31 dicembre 2012

Jennifer Egan d'annata: un romanzo "in anticipo"

“Andai al bar, ordinai una vodka doppia e me la scolai. E in un solo istante – quello in cui la buttai giù – attraversai, con rapidità telescopica, le molte gradazioni fra una moderata ebbrezza e un’ubriachezza sbalorditiva”. Questa, al netto del tasso alcolico, era l’inebriante sensazione che procurava la lettura di Il tempo è un bastardo, romanzo premio Pulitzer di Jennifer Egan, di cui ora Minimum Fax ha pubblicato un libro precedente, Guardami, scritto nel 2001, da cui è tratta la citazione. A parlare è Charlotte Swenson, una modella che, in seguito a un incidente stradale, si ritrova, dopo svariate operazioni e una lunga convalescenza, ad avere un volto nuovo, diverso, un volto che gli amici non riconoscono. E da qui, da questa forma di anonimato privato – nel senso che è un anonimato anche a se stessa – parte la storia di Charlotte che Jennifer Egan, già dieci anni fa bravissima nel costruire le strutture narrative, svela poco a poco, dandoci a volte l’impressione di una drammatica onniscienza, a volte quella di una cocciuta (e perfino un poco compiaciuta) reticenza. Intorno alla protagonista di questo romanzo elettivamente fluviale si muovono molti personaggi, alcuni memorabili altri più scontati, tra i quali spicca l’altra Charlotte, una ragazzina 17enne di cui nel libro viene raccontato il classico passaggio della “linea d’ombra” tra l’adolescenza e la, supposta, maturità.

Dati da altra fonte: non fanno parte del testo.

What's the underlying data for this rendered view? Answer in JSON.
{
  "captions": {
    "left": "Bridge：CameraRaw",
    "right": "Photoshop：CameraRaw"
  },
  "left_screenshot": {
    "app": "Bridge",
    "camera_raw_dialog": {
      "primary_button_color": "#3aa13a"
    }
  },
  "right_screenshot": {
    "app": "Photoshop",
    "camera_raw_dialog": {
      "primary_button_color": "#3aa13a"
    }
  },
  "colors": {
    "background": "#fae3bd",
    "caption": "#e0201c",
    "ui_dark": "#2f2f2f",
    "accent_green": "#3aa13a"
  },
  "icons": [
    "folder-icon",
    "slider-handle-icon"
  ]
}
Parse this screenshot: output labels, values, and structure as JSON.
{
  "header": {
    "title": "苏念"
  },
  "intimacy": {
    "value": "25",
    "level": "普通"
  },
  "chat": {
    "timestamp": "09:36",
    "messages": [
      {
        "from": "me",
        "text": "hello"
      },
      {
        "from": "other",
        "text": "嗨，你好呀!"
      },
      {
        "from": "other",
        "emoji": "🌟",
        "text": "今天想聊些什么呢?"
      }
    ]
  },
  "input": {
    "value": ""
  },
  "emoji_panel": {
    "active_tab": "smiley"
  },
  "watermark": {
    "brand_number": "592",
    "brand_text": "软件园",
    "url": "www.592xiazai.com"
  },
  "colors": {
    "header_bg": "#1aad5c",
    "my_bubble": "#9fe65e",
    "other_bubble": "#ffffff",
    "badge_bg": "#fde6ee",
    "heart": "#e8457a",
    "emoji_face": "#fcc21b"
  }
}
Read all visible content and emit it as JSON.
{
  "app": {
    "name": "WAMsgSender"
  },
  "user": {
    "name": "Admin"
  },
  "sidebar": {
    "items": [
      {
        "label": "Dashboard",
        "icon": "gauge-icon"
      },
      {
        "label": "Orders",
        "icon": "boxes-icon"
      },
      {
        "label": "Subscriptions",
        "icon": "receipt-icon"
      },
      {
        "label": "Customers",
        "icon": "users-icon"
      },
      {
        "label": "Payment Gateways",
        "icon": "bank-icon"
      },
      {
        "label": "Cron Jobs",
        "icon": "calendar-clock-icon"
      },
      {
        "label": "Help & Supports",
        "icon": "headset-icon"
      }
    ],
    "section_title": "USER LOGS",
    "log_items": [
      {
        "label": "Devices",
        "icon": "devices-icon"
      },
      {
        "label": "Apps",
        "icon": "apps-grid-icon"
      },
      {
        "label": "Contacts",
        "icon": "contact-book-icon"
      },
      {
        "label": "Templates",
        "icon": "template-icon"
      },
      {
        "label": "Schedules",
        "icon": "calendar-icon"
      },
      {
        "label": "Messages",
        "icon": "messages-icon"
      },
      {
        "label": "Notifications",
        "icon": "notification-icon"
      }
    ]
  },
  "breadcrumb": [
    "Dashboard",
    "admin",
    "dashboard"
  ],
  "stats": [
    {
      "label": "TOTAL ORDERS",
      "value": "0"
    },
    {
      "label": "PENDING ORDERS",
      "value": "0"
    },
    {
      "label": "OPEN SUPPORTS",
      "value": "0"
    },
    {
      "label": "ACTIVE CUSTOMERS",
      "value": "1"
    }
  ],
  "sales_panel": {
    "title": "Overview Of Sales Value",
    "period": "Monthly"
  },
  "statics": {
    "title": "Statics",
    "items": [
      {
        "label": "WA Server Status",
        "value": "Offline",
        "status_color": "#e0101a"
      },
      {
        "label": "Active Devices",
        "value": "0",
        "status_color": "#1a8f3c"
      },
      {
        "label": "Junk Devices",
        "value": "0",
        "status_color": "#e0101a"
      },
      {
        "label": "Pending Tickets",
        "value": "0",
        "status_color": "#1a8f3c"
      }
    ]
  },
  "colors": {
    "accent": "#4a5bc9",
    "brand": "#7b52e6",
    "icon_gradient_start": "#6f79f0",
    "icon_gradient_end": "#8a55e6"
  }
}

Intorno alle due figure femminili, che Egan mostra al lettore in tutte le sfumature possibili, senza alcuna indulgenza (seppur con innegabile affetto, nel senso di quello che uno scrittore prova verso certi suoi personaggi), si snoda la storia, che è sempre sorretta da un linguaggio la cui esuberante ricchezza raramente scivola nell’ammiccamento. Prova che il talento della scrittrice 50enne di Chicago è puro, anche se in Guardami ancora con qualche piccola imperfezione, rappresentata soprattutto dai due personaggi maschili Moose e Michael West e, in confronto con Il tempo è un bastardo, da una minore capacità di piegare all’inverosimile proprio il tempo della narrazione.



L’esito, comunque, è sempre di primissima grandezza e Guardami brilla, come ha subito notato un lettore acuto come Gianluigi Ricuperati, per le intuizioni sul futuro dei rapporti umani al tempo della tecnologia che già vi sono contenute. In qualche modo, partendo dallo smarrimento identitario di Charlotte modella (per distinguerla dalla Charlotte ragazza che ne è in un certo senso un doppio), Jennifer Egan immagina il social network ante litteram Persone Comuni, una sorta di Facebook descritto tre anni prima che il sito di Zuckerberg andasse effettivamente online, che mostra la capacità di lettura sociologica dell'autrice, le cui antenne sanno percepire i movimenti del costume e la cui penna sa tradurre queste intuizioni in buona letteratura, il che, in sostanza, è la formula segreta del costante miracolo dei suoi romanzi. 

E il tempo, il vero “nemico” della scrittrice di Chicago contro cui si batte con le proprie pagine (come lei stessa aveva spiegato a Kilgore in un’appassionante intervista nei mesi scorsi - IL VIDEO), è sempre al centro dell’attenzione. “Capisci – dice a un certo punto Thomas, curatore del progetto Persone Comuni – è il futuro. Succederà con o senza di te. Ma se prendi parte a questa cosa, se ti ci dedichi, quel futuro sarà tuo: ne sarai proprio al centro. Se opponi resistenza, vedrai che ti passa sopra e ti schiaccia, e qualunque cosa tu abbia adesso, ti ritroverai ad averne meno”. Dieci anni dopo, il romanzo da Pulitzer ha dimostrato che Jennifer Egan quel futuro se lo è preso, e lo probabilmente pure un po’ cambiato con la forza della propria scrittura.



26 dicembre 2012

Carrère e Limonov: nessuna verità (tranne la letteratura)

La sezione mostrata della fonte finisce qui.